A Câmara dos Deputados deu um passo importante que pode impactar diretamente o seu planejamento tributário. Foi aprovado um projeto de lei (PLP 128/2025) que propõe uma redução de 10% em diversos benefícios fiscais federais e, ao mesmo tempo, aperta a tributação para setores como fintechs e casas de apostas (bets).

O texto ainda precisa passar pelo Senado, mas o recado é claro: a era da “concessão indiscriminada” de incentivos, como disse o relator do projeto, pode estar chegando ao fim. O objetivo do governo é tornar o sistema mais justo e eficiente, mas, na prática, isso significa que a sua empresa pode ter que arcar com uma carga tributária maior.

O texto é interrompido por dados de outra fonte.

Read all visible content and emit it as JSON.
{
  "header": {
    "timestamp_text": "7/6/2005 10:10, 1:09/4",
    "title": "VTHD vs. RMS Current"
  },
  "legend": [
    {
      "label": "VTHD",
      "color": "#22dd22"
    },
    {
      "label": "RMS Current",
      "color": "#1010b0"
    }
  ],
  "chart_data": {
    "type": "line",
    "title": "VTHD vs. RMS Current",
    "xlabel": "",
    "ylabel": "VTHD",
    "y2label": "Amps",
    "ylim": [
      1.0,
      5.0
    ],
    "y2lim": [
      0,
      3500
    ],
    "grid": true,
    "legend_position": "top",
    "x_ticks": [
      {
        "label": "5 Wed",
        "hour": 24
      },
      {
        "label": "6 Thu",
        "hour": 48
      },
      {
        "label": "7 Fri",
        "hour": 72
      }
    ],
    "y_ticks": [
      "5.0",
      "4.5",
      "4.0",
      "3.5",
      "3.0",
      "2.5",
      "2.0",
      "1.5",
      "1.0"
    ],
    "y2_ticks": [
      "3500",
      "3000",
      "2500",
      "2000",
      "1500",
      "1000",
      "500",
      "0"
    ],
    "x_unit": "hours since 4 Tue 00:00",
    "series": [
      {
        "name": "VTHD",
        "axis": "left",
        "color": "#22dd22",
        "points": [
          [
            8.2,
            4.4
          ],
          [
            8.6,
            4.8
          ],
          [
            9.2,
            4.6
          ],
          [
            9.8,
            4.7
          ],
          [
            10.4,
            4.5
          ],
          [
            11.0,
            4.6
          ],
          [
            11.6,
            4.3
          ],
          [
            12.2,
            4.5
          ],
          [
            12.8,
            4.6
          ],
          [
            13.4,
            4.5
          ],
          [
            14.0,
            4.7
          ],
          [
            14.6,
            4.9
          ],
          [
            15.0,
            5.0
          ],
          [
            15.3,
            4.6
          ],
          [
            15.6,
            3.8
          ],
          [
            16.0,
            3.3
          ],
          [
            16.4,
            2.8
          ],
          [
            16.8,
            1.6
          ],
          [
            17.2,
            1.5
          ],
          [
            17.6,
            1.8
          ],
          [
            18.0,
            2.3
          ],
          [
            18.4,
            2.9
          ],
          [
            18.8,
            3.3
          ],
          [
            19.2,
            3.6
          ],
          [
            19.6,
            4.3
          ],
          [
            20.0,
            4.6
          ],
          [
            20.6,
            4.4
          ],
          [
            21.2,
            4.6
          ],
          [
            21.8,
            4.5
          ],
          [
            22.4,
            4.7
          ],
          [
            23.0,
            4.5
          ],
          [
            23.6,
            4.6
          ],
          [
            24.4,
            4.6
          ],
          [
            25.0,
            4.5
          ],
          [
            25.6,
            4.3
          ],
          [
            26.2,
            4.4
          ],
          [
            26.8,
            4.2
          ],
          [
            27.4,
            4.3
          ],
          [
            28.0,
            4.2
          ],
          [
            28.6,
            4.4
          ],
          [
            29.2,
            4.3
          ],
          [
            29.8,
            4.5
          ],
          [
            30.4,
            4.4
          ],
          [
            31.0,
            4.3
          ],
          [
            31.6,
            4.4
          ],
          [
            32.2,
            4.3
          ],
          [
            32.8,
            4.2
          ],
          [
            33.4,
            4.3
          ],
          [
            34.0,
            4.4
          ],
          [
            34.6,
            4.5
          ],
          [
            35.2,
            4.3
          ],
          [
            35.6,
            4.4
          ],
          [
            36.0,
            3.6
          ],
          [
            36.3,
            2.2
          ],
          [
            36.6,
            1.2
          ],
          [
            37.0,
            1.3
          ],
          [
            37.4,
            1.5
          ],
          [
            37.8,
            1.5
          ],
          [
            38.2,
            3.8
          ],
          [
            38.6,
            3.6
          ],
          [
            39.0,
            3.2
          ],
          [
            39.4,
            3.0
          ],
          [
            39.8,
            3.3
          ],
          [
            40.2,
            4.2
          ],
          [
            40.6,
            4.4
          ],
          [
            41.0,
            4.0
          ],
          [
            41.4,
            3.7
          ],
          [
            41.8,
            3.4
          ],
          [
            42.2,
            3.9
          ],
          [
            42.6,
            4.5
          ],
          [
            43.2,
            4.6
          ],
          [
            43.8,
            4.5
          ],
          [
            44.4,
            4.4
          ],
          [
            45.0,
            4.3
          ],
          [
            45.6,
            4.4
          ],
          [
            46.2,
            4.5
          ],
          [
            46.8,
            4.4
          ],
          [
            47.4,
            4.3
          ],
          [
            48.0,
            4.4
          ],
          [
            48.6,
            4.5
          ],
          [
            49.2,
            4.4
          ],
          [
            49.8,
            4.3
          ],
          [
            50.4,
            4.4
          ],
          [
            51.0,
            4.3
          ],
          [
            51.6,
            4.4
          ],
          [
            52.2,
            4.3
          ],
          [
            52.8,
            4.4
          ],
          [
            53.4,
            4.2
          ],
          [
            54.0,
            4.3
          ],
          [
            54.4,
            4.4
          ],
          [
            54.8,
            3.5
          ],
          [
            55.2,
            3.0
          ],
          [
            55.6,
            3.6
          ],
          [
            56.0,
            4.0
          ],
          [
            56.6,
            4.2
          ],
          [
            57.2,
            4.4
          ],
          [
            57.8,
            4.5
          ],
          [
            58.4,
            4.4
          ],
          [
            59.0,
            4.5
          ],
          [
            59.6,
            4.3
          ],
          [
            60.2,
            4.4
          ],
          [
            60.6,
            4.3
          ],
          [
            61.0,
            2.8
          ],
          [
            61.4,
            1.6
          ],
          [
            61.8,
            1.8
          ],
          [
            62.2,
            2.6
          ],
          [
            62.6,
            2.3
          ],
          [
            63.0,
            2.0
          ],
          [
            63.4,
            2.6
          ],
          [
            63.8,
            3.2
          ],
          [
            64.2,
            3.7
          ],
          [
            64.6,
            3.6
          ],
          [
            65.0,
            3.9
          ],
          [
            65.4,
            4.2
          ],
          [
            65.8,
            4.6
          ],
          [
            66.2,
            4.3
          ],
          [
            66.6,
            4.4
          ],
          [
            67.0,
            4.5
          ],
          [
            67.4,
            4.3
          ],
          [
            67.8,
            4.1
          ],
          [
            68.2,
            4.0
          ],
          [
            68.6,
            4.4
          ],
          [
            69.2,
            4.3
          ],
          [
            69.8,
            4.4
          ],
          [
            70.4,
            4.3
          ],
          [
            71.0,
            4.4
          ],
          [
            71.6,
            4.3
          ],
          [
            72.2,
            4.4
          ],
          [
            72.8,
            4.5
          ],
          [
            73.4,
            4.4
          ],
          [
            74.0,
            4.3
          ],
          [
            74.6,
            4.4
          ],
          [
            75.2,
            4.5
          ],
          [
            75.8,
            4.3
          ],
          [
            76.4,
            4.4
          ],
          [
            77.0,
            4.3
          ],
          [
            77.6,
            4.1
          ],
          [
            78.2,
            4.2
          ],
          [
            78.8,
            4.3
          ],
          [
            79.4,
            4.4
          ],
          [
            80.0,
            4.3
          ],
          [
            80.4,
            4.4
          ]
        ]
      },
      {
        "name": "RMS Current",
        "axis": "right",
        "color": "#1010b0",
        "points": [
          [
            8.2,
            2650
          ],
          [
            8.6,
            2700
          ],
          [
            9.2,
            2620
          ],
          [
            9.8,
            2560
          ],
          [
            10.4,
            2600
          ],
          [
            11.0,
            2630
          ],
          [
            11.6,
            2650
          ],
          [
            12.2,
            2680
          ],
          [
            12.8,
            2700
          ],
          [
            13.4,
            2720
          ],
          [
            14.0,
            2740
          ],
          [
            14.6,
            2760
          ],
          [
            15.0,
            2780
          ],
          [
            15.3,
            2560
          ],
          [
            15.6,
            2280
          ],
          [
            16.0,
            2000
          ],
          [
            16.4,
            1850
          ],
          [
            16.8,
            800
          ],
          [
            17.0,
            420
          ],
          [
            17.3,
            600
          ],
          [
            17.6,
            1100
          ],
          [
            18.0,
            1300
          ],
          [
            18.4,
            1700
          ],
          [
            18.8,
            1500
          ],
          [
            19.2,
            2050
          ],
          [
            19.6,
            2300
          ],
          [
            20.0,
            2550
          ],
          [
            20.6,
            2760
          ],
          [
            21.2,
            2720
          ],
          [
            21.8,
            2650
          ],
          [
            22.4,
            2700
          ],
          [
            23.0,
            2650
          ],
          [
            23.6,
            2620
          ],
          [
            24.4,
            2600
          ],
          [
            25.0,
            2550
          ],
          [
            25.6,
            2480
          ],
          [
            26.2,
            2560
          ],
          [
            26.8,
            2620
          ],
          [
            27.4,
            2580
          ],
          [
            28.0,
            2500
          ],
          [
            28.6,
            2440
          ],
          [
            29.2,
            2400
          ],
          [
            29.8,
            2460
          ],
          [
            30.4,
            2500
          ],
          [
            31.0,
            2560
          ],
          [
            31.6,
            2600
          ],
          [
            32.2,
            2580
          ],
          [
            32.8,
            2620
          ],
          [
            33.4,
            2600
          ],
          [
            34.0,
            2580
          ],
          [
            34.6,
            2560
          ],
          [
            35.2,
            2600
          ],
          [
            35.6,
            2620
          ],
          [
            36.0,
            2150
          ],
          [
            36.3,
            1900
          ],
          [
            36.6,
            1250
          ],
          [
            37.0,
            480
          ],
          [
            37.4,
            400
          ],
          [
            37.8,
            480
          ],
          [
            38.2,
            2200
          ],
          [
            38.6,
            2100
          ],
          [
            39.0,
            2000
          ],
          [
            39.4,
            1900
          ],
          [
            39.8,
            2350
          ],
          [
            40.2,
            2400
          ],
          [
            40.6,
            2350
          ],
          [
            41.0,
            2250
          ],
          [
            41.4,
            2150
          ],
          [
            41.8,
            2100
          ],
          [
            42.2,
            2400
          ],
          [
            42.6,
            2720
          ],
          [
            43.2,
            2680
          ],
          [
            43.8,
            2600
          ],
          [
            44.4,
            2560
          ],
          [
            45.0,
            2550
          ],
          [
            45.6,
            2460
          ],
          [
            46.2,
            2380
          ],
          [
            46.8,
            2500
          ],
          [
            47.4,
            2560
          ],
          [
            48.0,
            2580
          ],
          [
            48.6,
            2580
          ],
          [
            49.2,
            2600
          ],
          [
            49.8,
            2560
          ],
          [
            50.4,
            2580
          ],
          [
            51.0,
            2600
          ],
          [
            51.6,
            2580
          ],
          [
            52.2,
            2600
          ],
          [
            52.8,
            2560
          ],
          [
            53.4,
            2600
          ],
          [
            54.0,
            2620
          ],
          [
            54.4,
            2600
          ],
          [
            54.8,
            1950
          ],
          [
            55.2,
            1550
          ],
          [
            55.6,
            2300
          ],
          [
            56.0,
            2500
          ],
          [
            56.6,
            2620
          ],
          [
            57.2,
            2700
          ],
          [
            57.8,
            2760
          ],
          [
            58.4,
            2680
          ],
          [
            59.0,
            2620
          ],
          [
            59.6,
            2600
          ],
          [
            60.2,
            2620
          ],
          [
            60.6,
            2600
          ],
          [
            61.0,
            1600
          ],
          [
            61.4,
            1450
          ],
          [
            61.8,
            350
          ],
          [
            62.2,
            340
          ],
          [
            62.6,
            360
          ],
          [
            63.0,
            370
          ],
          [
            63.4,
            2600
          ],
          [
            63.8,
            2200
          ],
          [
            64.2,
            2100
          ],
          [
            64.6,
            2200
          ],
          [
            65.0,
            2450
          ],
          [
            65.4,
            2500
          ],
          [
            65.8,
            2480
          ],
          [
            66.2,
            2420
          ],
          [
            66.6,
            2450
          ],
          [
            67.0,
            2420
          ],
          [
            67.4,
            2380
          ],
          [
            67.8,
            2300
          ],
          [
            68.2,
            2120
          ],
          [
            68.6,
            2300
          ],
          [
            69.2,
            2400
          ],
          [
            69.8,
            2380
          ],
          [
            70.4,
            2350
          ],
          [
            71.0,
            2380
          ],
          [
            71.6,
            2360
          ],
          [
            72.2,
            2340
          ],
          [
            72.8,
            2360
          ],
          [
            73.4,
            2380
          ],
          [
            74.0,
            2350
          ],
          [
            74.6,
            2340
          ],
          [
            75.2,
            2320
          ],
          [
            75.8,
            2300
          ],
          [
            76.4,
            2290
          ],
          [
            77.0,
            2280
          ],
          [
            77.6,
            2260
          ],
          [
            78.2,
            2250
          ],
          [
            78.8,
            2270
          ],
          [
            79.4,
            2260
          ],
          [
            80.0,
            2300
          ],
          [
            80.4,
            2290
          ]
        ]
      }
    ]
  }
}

O que está em jogo? O impacto real no seu negócio.

De forma direta, o projeto autoriza o governo a cortar em 10% uma série de incentivos ligados aos principais tributos federais (PIS/COFINS, IRPJ, CSLL, IPI etc.). Mas, além do corte geral, alguns pontos merecem sua atenção imediata:

ÁREA DE IMPACTO O QUE MUDA NA PRÁTICA? QUEM PRECISA SE PREOCUPAR?
Lucro presumido Empresas com faturamento anual acima de R$ 5 milhões podem ter um aumento de 10% na base de cálculo do imposto. Na prática, isso significa pagar mais IRPJ e CSLL, mesmo sem aumentar o faturamento. Empresas de serviço e comércio que hoje se beneficiam do regime simplificado e estão acima dessa faixa de receita. É hora de reavaliar se o Lucro Presumido ainda é a melhor opção.
Setores específicos Programas como o PERSE (setor de eventos) e o REIQ (indústria química) estão na lista de benefícios que podem ser reduzidos. O mesmo vale para créditos presumidos de IPI e PIS/COFINS em setores como farmacêutico, agronegócio (exportação de carnes, café, cítricos) e transportes. Empresas que dependem desses regimes para manter sua competitividade e margens. O impacto no custo e no preço final pode ser significativo.
Novas regras de transparência O projeto também altera a Lei de Responsabilidade Fiscal para exigir mais transparência e controle sobre os resultados dos benefícios concedidos. A tendência é que apenas os incentivos que comprovadamente geram retorno social sejam mantidos no futuro. Todas as empresas que recebem algum tipo de benefício fiscal. A necessidade de demonstrar o retorno do incentivo será cada vez maior.

O que fazer agora? Não espere a lei ser sancionada.

  1. Mapeamento de Riscos: Identifique e quantifique todos os benefícios fiscais que sua empresa utiliza e que estão na mira do projeto. Qual seria o impacto financeiro de uma redução de 10%?
  2. Análise de Regimes Tributários: Se sua empresa está no Lucro Presumido e fatura mais de R$ 5 milhões, a hora de simular uma migração para o Lucro Real é agora. A mudança pode representar uma economia tributária relevante.
  3. Planejamento Estratégico: Reavalie seu planejamento tributário para os próximos anos. A dependência de benefícios fiscais que podem ser cortados a qualquer momento é um risco estratégico que precisa ser mitigado.

A discussão no Congresso é um sinal claro de que o cenário tributário está em constante mudança, mesmo fora da grande Reforma Tributária. Antecipar-se a esses movimentos é o que diferencia a gestão estratégica da simples conformidade.